While companies will likely welcome the enhanced fundraising flexibility that this broad ASX relief instrument provides, companies must still ensure that their offering is structured appropriately having regard, for example, to the guidance given by the Takeovers Panel in Guidance Note 17 and of course to their overarching duties to the company as a whole.
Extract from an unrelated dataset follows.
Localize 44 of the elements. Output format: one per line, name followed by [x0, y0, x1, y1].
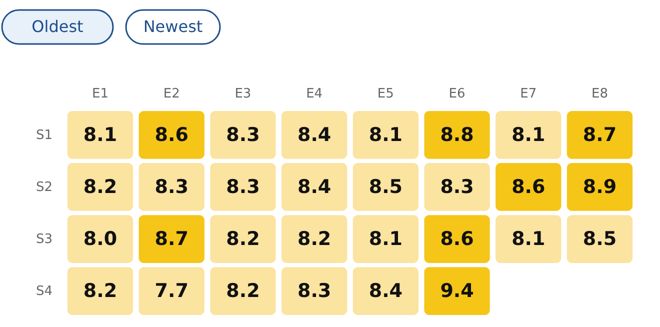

This is particularly relevant where their non-renounceable offering is highly dilutive to existing security holders who may not, in the light of current financial market and economic conditions, have sufficient financial resources to take up their entitlements in full or at all.

Notes:
[1] See ASIC Corporations (Trading Suspension Relief) Instrument 2020/289.
[2] See
https://www.asx.com.au/resources/newsletters/listed_at_asx/listed-at-asx-20200331_0320.html
[3] Each of the other usual “enabling” provisions in the section 708A, 708AA, 1012DA and 1012DAA in each case of the Corporations Act must still be satisfied.
[4] These other ‘limbs’ essentially relate to the entity’s compliance with the continuous disclosure, financial reporting and audit provisions of the Corporations Act.
[5] For example, if an entity (which is eligible to issue securities under Listing Rule 7.1A) has already utilised all of its Listing Rule 7.1 capacity, it may issue a further 10% of its existing equity capital and may decide whether it will do so from its existing Listing Rule 7.1A capacity or the new 10% Listing Rule 7.1 capacity (but not both).

This publication/newsletter is for informational purposes and does not contain or convey legal advice. The information herein should not be used or relied upon in regard to any particular facts or circumstances without first consulting a lawyer. Any views expressed herein are those of the author(s) and not necessarily those of the law firm's clients.